Nearby you'll see this sign:

Audubon Trail Construction 3
Waylon Jordan

According to the info on the sign, Grand Valley Audubon has begun the first phase of wetland improvements on the Nature Preserve. The sign states, "Approximately four acres of ponds will be partially drained, fill dirt added and shoreline alterations made to create shallow water wetlands."

This is my favorite Western Colorado trail. By my estimates, I've walked this trail at least twice a week, every week, for a little over 10 years. Given a distance of roughly two miles each way, for a total of four miles round trip, the figures break down like this:

  • 4 miles x twice per week = 8 miles per week
  • 8 miles per week x 52 weeks in a year = 416 miles per year
  • 416 miles per year x 10 years = 4,160 miles walked on this trail

To put that into perspective, Grand Junction, Colorado to Chicago, Illinois comes in at 1,255 miles. Taking that into consideration, my total miles on the Audubon Trail are equivalent to walking from Grand Junction to Chicago 3.314 times. I've driven from Grand Junction to Chicago several times in my life. Let me tell you, it's no fun.

I digress. My reason for using the example above is to demonstrate how unaware I was as to what was hiding behind the dense foliage at this point on the trail.

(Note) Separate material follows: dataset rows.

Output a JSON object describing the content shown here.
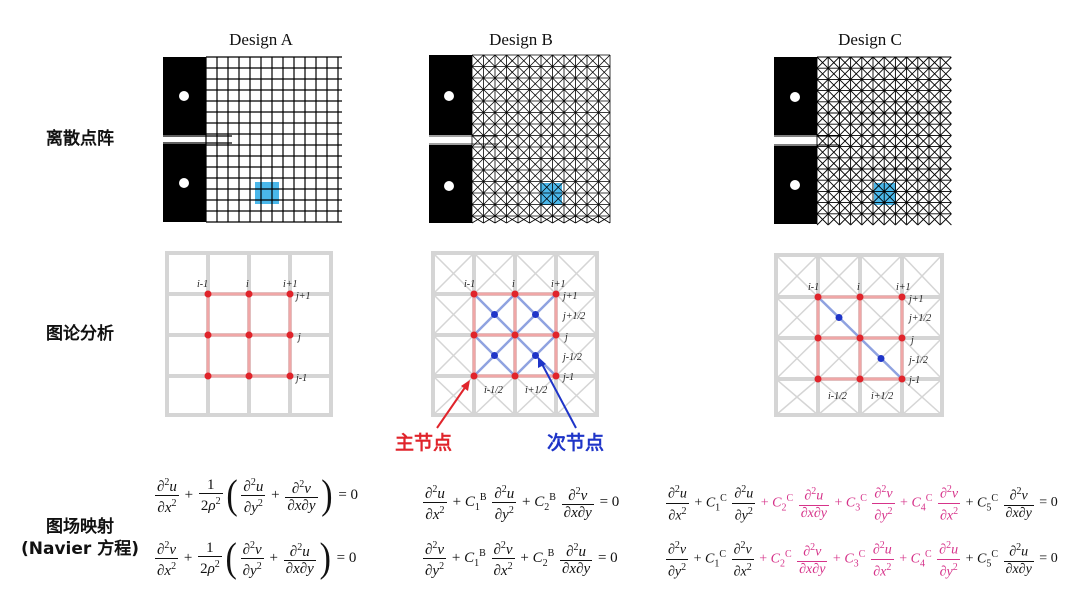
{
  "designs": [
    {
      "title": "Design A"
    },
    {
      "title": "Design B"
    },
    {
      "title": "Design C"
    }
  ],
  "rows": {
    "discrete": "离散点阵",
    "graph": "图论分析",
    "mapping_line1": "图场映射",
    "mapping_line2": "(Navier 方程)"
  },
  "node_labels": {
    "primary": "主节点",
    "secondary": "次节点"
  },
  "graph_labels": {
    "i_minus": "i-1",
    "i": "i",
    "i_plus": "i+1",
    "j_plus": "j+1",
    "j": "j",
    "j_minus": "j-1",
    "j_plus_half": "j+1/2",
    "j_minus_half": "j-1/2",
    "i_minus_half": "i-1/2",
    "i_plus_half": "i+1/2"
  },
  "equations": {
    "rhs": "= 0",
    "coef_B": "B",
    "coef_C": "C"
  },
  "colors": {
    "primary_node": "#e0242b",
    "secondary_node": "#1f35c8",
    "highlight_cell": "#4ab7ea",
    "pink_term": "#d6338a",
    "edge_red": "#f0a7a7",
    "edge_blue": "#8fa2e0"
  }
}
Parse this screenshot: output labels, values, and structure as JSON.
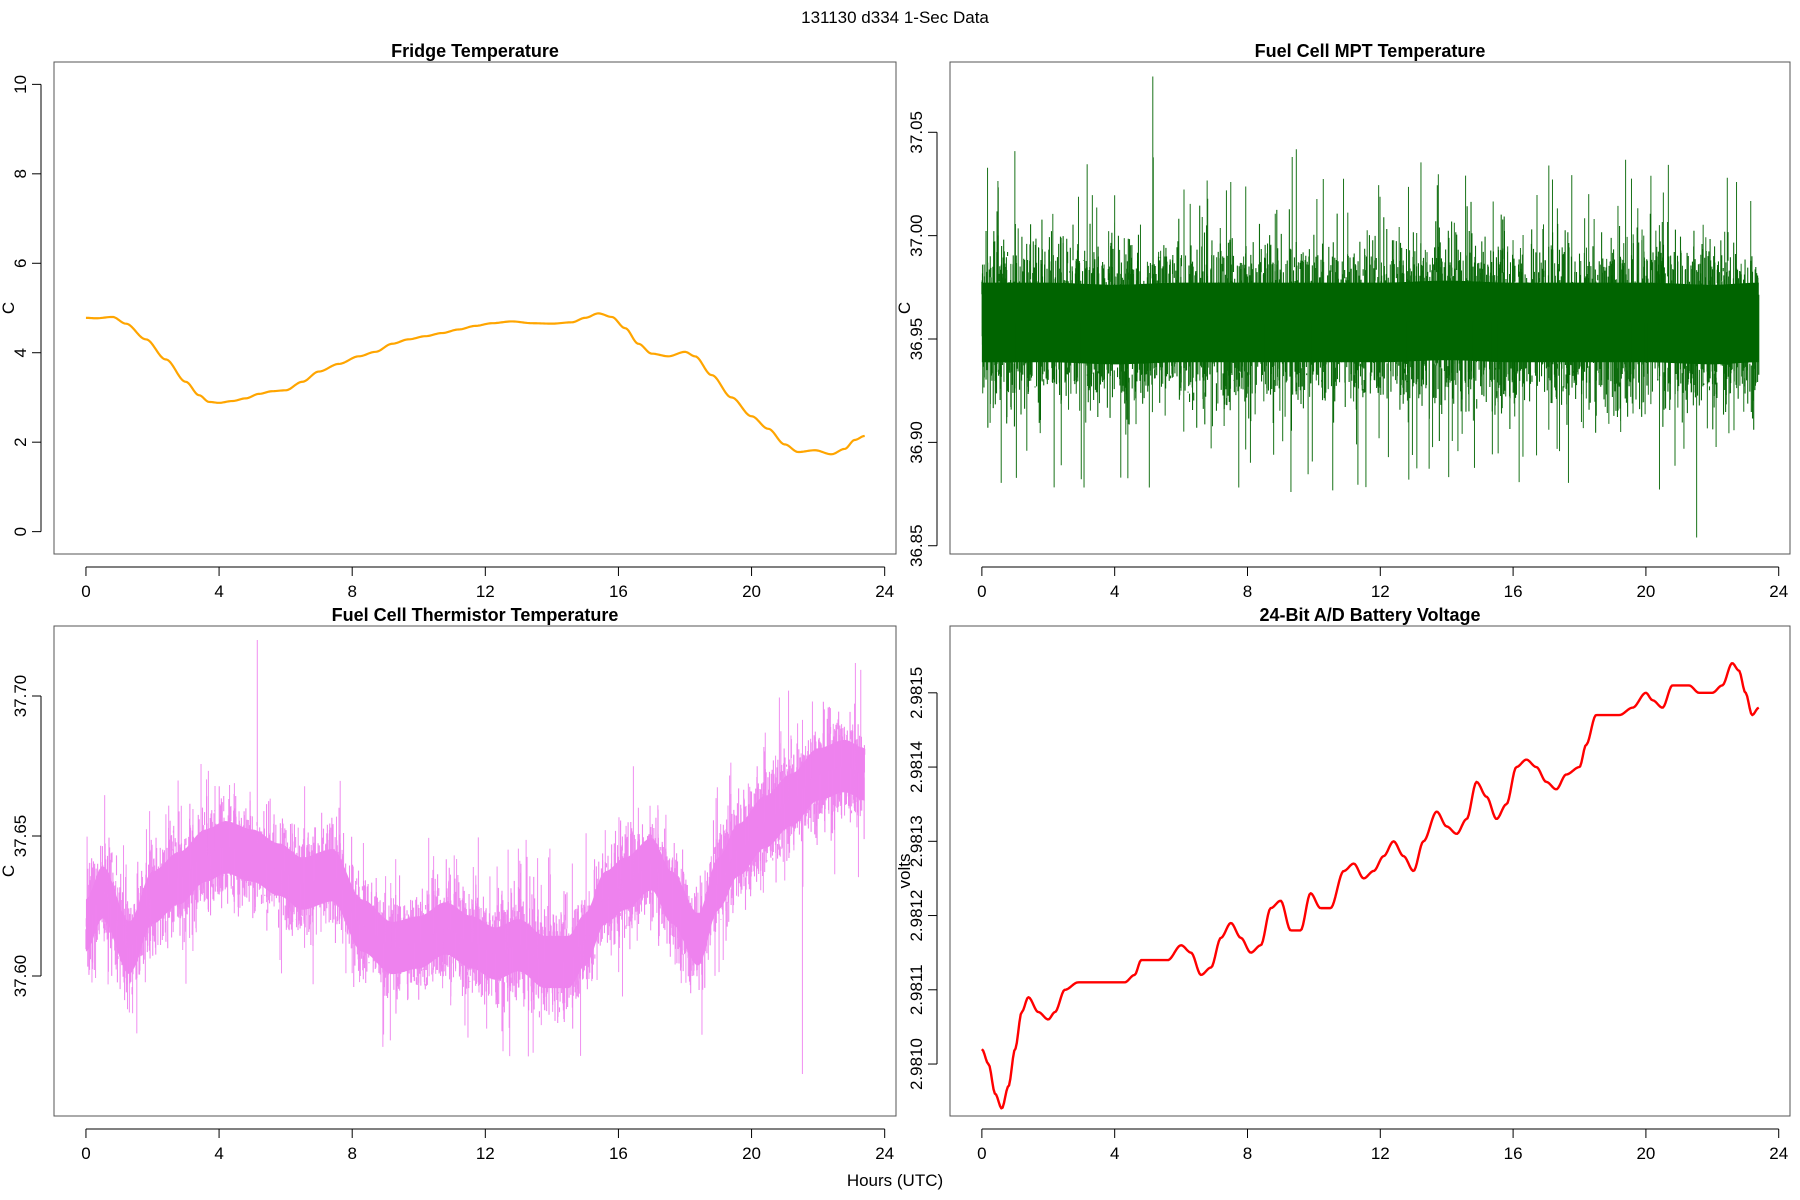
{
  "page_title": "131130   d334   1-Sec Data",
  "shared_xlabel": "Hours (UTC)",
  "chart_data": [
    {
      "id": "fridge",
      "type": "line",
      "title": "Fridge Temperature",
      "xlabel": "",
      "ylabel": "C",
      "xlim": [
        -0.96,
        24.34
      ],
      "ylim": [
        -0.5,
        10.5
      ],
      "xticks": [
        0,
        4,
        8,
        12,
        16,
        20,
        24
      ],
      "xtick_labels": [
        "0",
        "4",
        "8",
        "12",
        "16",
        "20",
        "24"
      ],
      "yticks": [
        0,
        2,
        4,
        6,
        8,
        10
      ],
      "ytick_labels": [
        "0",
        "2",
        "4",
        "6",
        "8",
        "10"
      ],
      "color": "#FFA500",
      "style": "smooth-line",
      "x": [
        0,
        0.3,
        0.8,
        1.2,
        1.8,
        2.4,
        3.0,
        3.4,
        3.7,
        4.0,
        4.4,
        4.8,
        5.2,
        5.6,
        6.0,
        6.5,
        7.0,
        7.6,
        8.2,
        8.7,
        9.2,
        9.7,
        10.2,
        10.7,
        11.2,
        11.7,
        12.2,
        12.8,
        13.4,
        14.0,
        14.6,
        15.0,
        15.4,
        15.8,
        16.2,
        16.6,
        17.0,
        17.5,
        18.0,
        18.3,
        18.8,
        19.4,
        20.0,
        20.5,
        21.0,
        21.4,
        21.9,
        22.4,
        22.8,
        23.1,
        23.4
      ],
      "y": [
        4.78,
        4.77,
        4.8,
        4.65,
        4.3,
        3.85,
        3.35,
        3.05,
        2.9,
        2.88,
        2.92,
        2.98,
        3.08,
        3.14,
        3.16,
        3.35,
        3.58,
        3.75,
        3.92,
        4.02,
        4.2,
        4.3,
        4.37,
        4.44,
        4.52,
        4.6,
        4.66,
        4.7,
        4.66,
        4.65,
        4.68,
        4.78,
        4.88,
        4.8,
        4.55,
        4.2,
        3.98,
        3.92,
        4.02,
        3.92,
        3.5,
        3.0,
        2.58,
        2.3,
        1.95,
        1.78,
        1.82,
        1.73,
        1.85,
        2.05,
        2.14
      ]
    },
    {
      "id": "mpt",
      "type": "line",
      "title": "Fuel Cell MPT Temperature",
      "xlabel": "",
      "ylabel": "C",
      "xlim": [
        -0.96,
        24.34
      ],
      "ylim": [
        36.846,
        37.084
      ],
      "xticks": [
        0,
        4,
        8,
        12,
        16,
        20,
        24
      ],
      "xtick_labels": [
        "0",
        "4",
        "8",
        "12",
        "16",
        "20",
        "24"
      ],
      "yticks": [
        36.85,
        36.9,
        36.95,
        37.0,
        37.05
      ],
      "ytick_labels": [
        "36.85",
        "36.90",
        "36.95",
        "37.00",
        "37.05"
      ],
      "color": "#006400",
      "style": "noisy",
      "x": [
        0,
        2,
        4,
        6,
        8,
        10,
        12,
        14,
        16,
        18,
        20,
        22,
        23.4
      ],
      "y": [
        36.958,
        36.958,
        36.957,
        36.958,
        36.958,
        36.958,
        36.958,
        36.959,
        36.958,
        36.958,
        36.958,
        36.957,
        36.958
      ],
      "noise_band": 0.035,
      "spike_max": 37.077,
      "spike_min": 36.854
    },
    {
      "id": "thermistor",
      "type": "line",
      "title": "Fuel Cell Thermistor Temperature",
      "xlabel": "",
      "ylabel": "C",
      "xlim": [
        -0.96,
        24.34
      ],
      "ylim": [
        37.55,
        37.725
      ],
      "xticks": [
        0,
        4,
        8,
        12,
        16,
        20,
        24
      ],
      "xtick_labels": [
        "0",
        "4",
        "8",
        "12",
        "16",
        "20",
        "24"
      ],
      "yticks": [
        37.6,
        37.65,
        37.7
      ],
      "ytick_labels": [
        "37.60",
        "37.65",
        "37.70"
      ],
      "color": "#EE82EE",
      "style": "noisy",
      "x": [
        0,
        0.5,
        1.3,
        2.0,
        2.8,
        3.6,
        4.2,
        5.0,
        5.8,
        6.5,
        7.4,
        8.3,
        9.2,
        10.0,
        10.8,
        11.6,
        12.3,
        13.0,
        13.8,
        14.5,
        15.0,
        15.6,
        16.2,
        17.0,
        17.6,
        18.4,
        19.0,
        19.6,
        20.4,
        21.2,
        22.0,
        22.8,
        23.4
      ],
      "y": [
        37.618,
        37.63,
        37.61,
        37.628,
        37.635,
        37.643,
        37.646,
        37.643,
        37.638,
        37.633,
        37.636,
        37.618,
        37.61,
        37.612,
        37.617,
        37.612,
        37.608,
        37.611,
        37.605,
        37.605,
        37.613,
        37.628,
        37.633,
        37.64,
        37.628,
        37.613,
        37.633,
        37.645,
        37.655,
        37.663,
        37.672,
        37.675,
        37.672
      ],
      "noise_band": 0.017,
      "spike_max": 37.72,
      "spike_min": 37.565
    },
    {
      "id": "battery",
      "type": "line",
      "title": "24-Bit A/D Battery Voltage",
      "xlabel": "",
      "ylabel": "volts",
      "xlim": [
        -0.96,
        24.34
      ],
      "ylim": [
        2.98093,
        2.98159
      ],
      "xticks": [
        0,
        4,
        8,
        12,
        16,
        20,
        24
      ],
      "xtick_labels": [
        "0",
        "4",
        "8",
        "12",
        "16",
        "20",
        "24"
      ],
      "yticks": [
        2.981,
        2.9811,
        2.9812,
        2.9813,
        2.9814,
        2.9815
      ],
      "ytick_labels": [
        "2.9810",
        "2.9811",
        "2.9812",
        "2.9813",
        "2.9814",
        "2.9815"
      ],
      "color": "#FF0000",
      "style": "smooth-line",
      "x": [
        0,
        0.2,
        0.4,
        0.6,
        0.8,
        1.0,
        1.2,
        1.4,
        1.7,
        2.0,
        2.2,
        2.5,
        2.9,
        3.4,
        3.9,
        4.3,
        4.6,
        4.8,
        5.2,
        5.6,
        6.0,
        6.3,
        6.6,
        6.9,
        7.2,
        7.5,
        7.8,
        8.1,
        8.4,
        8.7,
        9.0,
        9.3,
        9.6,
        9.9,
        10.2,
        10.5,
        10.9,
        11.2,
        11.5,
        11.8,
        12.1,
        12.4,
        12.7,
        13.0,
        13.3,
        13.7,
        14.0,
        14.3,
        14.6,
        14.9,
        15.2,
        15.5,
        15.8,
        16.1,
        16.4,
        16.7,
        17.0,
        17.3,
        17.6,
        18.0,
        18.2,
        18.5,
        18.8,
        19.2,
        19.6,
        20.0,
        20.2,
        20.5,
        20.8,
        21.0,
        21.3,
        21.6,
        22.0,
        22.3,
        22.6,
        22.8,
        23.0,
        23.2,
        23.4
      ],
      "y": [
        2.98102,
        2.981,
        2.98096,
        2.98094,
        2.98097,
        2.98102,
        2.98107,
        2.98109,
        2.98107,
        2.98106,
        2.98107,
        2.9811,
        2.98111,
        2.98111,
        2.98111,
        2.98111,
        2.98112,
        2.98114,
        2.98114,
        2.98114,
        2.98116,
        2.98115,
        2.98112,
        2.98113,
        2.98117,
        2.98119,
        2.98117,
        2.98115,
        2.98116,
        2.98121,
        2.98122,
        2.98118,
        2.98118,
        2.98123,
        2.98121,
        2.98121,
        2.98126,
        2.98127,
        2.98125,
        2.98126,
        2.98128,
        2.9813,
        2.98128,
        2.98126,
        2.9813,
        2.98134,
        2.98132,
        2.98131,
        2.98133,
        2.98138,
        2.98136,
        2.98133,
        2.98135,
        2.9814,
        2.98141,
        2.9814,
        2.98138,
        2.98137,
        2.98139,
        2.9814,
        2.98143,
        2.98147,
        2.98147,
        2.98147,
        2.98148,
        2.9815,
        2.98149,
        2.98148,
        2.98151,
        2.98151,
        2.98151,
        2.9815,
        2.9815,
        2.98151,
        2.98154,
        2.98153,
        2.9815,
        2.98147,
        2.98148
      ]
    }
  ]
}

Audubon Trail Construction 1
Waylon Jordan

This is interesting. While I'm not an ornithologist, many people are, and they enjoy this part of the valley. As you can see in the photo with the sign, for some time now there have been structures in place where people could enjoy bird watching. Add to that another structure just east of the location pictured above, and you have fantastic resources where people can enjoy observing wildlife.

I'm looking forward to seeing how this unfolds. No doubt this will be a welcome addition for the wildlife enthusiasts, not to mention for the various natural inhabitants of the area. In the meantime, if you walk this trail, keep an eye out for construction equipment and crews.